Sitting before him in the same place I had sat almost five years earlier, I took some comfort in his words even if gang wars continue to dog Lyari, “target killers” have assassinated a number of Shias in recent years, and the offices of the Express Media Group have been attacked by the Taliban. Yusuf’s plans and proposals are tangible, even if some of the problems the city—the country—face are ontological. I would have liked to chat at length about such matters, but Yusuf doesn’t have time. The first time we met, I spent three days with him. This time around, I spend perhaps half an hour. Before I leave, however, I manage to ask him what he thought could be done about the scourge of terrorism.

“You want to bring them on the negotiating table?” he said. “Believe me, the only way you can bring them on the negotiating table is by starting hanging them. The pressure has to come from their own to come on the table. No other way. No other way.”

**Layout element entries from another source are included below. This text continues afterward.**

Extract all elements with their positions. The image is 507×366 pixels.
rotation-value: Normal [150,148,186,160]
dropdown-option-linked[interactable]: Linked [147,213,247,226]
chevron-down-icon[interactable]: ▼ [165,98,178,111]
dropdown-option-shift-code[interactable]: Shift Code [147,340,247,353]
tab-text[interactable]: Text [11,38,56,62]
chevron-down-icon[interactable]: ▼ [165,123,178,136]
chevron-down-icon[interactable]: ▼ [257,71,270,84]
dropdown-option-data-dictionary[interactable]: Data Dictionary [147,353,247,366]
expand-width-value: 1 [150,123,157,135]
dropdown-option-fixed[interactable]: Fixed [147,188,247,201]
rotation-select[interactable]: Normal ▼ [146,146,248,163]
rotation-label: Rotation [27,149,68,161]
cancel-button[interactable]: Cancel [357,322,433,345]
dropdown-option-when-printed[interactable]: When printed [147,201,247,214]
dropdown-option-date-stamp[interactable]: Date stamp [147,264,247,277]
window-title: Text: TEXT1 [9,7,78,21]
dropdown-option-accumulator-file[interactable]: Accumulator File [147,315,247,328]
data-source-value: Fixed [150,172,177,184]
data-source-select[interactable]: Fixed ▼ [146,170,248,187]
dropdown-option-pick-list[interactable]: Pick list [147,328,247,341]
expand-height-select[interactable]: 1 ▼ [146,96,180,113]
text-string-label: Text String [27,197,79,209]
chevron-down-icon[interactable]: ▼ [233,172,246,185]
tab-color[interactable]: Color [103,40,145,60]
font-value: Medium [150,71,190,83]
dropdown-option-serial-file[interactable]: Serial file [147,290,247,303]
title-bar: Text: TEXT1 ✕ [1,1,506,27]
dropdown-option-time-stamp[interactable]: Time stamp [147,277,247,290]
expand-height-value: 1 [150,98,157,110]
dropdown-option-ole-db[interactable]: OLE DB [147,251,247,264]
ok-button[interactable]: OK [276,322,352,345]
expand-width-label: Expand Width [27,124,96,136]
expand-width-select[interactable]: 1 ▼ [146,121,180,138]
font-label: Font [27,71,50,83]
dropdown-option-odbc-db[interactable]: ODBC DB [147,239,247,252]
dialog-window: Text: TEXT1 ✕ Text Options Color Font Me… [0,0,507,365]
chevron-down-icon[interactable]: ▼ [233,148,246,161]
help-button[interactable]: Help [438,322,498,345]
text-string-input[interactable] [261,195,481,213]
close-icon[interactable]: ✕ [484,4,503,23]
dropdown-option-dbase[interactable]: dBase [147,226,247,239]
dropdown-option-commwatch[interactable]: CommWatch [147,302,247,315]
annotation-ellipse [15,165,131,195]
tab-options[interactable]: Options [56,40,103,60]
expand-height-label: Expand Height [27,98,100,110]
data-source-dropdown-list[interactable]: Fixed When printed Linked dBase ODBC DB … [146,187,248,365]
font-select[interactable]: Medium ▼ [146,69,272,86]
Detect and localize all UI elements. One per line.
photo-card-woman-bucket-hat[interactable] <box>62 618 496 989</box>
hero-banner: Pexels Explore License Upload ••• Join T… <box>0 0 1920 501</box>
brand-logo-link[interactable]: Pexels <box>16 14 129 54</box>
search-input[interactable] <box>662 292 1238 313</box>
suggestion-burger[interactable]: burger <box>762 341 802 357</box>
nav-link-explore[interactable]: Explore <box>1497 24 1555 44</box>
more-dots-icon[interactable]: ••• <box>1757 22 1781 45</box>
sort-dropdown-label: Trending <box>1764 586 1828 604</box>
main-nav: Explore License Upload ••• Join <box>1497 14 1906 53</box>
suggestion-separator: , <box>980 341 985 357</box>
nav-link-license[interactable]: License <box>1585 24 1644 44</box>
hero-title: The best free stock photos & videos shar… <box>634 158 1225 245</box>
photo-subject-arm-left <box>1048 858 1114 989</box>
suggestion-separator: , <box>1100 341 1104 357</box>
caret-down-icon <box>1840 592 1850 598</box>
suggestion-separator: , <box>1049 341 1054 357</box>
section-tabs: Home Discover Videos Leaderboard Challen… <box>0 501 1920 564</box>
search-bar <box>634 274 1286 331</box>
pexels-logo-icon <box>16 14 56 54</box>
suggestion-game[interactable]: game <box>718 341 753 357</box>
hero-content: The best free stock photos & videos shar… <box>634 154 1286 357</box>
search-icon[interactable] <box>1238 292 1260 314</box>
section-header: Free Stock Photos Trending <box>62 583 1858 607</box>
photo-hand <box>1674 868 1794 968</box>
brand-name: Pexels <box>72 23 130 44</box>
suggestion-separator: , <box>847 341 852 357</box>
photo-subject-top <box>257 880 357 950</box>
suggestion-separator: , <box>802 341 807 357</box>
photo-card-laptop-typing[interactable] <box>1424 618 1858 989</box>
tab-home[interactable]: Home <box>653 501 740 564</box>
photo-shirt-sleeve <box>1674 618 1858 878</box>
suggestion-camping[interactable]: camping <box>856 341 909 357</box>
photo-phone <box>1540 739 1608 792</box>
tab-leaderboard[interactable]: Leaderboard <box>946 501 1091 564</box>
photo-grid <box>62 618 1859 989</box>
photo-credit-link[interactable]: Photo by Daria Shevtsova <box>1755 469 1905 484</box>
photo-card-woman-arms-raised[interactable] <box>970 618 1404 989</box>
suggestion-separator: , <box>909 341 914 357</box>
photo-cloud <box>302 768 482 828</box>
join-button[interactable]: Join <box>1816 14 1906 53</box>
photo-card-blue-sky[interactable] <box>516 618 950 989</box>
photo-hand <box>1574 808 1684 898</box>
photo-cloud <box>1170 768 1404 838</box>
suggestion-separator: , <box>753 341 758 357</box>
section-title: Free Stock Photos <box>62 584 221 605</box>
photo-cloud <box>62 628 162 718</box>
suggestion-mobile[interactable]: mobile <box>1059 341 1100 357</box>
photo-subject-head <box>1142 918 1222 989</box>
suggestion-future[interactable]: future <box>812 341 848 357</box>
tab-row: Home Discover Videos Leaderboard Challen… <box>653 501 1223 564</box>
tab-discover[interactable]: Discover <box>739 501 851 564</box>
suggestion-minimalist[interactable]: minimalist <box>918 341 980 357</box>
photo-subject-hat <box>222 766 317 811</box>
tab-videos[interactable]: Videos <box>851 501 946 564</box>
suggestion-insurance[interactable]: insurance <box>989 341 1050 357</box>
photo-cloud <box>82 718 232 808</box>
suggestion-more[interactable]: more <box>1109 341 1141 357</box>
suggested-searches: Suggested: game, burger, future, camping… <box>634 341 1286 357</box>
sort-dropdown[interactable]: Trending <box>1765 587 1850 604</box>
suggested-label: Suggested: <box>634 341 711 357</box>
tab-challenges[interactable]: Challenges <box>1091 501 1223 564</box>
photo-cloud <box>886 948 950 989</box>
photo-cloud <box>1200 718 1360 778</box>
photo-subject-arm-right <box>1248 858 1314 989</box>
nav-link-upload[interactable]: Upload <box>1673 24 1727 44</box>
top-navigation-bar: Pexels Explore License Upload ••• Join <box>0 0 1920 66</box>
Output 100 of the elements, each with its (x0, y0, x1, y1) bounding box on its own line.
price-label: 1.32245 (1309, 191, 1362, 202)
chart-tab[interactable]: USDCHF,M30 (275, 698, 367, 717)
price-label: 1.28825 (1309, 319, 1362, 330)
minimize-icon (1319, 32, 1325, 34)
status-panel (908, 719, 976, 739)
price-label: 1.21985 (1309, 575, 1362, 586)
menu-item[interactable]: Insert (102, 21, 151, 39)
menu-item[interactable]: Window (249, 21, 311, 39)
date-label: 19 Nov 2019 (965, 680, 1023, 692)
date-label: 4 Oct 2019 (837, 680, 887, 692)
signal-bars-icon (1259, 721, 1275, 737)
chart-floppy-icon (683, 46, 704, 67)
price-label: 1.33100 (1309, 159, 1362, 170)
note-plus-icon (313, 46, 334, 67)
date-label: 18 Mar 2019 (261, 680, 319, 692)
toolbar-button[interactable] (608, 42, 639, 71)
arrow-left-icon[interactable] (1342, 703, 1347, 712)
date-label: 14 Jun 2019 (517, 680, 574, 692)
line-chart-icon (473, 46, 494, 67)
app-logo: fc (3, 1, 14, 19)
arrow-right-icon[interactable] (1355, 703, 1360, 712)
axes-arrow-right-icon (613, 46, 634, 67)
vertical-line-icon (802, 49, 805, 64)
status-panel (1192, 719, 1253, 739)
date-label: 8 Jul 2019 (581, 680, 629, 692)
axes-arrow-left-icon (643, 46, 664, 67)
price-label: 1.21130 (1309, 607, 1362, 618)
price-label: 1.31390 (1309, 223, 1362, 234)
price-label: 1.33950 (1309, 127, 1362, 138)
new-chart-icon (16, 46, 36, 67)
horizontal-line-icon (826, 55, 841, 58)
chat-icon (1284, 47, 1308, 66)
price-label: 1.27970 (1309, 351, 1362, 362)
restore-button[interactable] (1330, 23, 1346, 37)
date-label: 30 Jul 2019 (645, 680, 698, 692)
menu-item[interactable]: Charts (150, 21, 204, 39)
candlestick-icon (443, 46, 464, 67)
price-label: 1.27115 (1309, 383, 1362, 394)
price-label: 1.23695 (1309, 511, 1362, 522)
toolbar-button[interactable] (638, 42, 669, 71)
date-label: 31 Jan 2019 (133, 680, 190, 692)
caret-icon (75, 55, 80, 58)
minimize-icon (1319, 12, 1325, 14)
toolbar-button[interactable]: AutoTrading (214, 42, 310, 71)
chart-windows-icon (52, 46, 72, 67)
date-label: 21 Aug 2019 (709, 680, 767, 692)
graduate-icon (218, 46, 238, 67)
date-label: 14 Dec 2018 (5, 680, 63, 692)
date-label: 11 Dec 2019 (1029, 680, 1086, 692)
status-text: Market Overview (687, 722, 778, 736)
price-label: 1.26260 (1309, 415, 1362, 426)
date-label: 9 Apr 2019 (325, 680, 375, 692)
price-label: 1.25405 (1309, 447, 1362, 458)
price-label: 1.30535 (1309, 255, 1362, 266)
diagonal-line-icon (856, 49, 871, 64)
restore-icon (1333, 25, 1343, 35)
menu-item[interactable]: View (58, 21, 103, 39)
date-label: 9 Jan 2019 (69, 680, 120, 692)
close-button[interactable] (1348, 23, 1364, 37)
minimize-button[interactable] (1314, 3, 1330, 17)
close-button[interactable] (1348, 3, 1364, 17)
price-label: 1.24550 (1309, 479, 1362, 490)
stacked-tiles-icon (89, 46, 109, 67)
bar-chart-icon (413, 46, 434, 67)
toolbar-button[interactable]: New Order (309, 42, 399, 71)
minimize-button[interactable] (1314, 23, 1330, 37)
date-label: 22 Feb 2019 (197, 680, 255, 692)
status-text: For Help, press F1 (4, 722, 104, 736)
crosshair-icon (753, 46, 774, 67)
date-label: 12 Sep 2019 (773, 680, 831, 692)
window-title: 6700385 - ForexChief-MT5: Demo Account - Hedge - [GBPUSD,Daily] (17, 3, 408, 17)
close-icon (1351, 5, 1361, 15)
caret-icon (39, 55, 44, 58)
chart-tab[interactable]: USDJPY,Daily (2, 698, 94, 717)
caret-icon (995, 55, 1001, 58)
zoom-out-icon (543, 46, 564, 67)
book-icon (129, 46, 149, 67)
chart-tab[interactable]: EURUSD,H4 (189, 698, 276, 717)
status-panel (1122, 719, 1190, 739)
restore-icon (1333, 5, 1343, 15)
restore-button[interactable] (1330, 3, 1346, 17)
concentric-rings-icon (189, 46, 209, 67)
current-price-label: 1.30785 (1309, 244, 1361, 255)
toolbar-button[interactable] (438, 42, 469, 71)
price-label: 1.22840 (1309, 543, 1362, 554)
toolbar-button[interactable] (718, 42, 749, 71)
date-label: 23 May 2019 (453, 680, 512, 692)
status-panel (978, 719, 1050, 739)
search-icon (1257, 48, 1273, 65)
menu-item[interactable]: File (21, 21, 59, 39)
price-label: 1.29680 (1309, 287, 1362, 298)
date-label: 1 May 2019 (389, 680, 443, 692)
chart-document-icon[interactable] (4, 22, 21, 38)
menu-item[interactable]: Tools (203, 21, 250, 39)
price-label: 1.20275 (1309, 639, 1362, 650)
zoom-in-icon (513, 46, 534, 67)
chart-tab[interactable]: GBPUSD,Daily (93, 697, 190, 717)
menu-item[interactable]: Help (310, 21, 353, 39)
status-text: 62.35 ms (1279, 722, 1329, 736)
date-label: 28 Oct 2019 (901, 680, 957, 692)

When I mentioned that the Left had been up in arms about rescinding the moratorium on hangings imposed by the previous government, while the Taliban had declared hanging convicted terrorists would be tantamount to an act of war, Yusuf snapped, “What is it now? An act of friendship, now? Okay, [they’ve] killed 60,000 people in five years because it’s an act of friendship?” That was an exaggerated figure. “Otherwise would have killed 600,000? Hell with it! It’s war. It is war. See the Jamaat-e-Islami statement.” Jamaat president Munawar Hassan had just said, controversially, that even dogs killed in drone strikes were martyrs. “They’re trying to say a dog is more pious than your [army], you know? I mean it’s madness. Imran Khan is talking out of his hat … ‘Cargo band kar dain ge ... (Khan was talking of stopping NATO’s land supply routes into Afghanistan). “These are non-issues. Each one is trying to befriend the Taliban. Nobody is trying to befriend the citizens of this country. The problem is that—the sufferers of this country.”

There was not much more to say. I got up and thanked Yusuf for his time. He briskly shook my hand, and got back to work.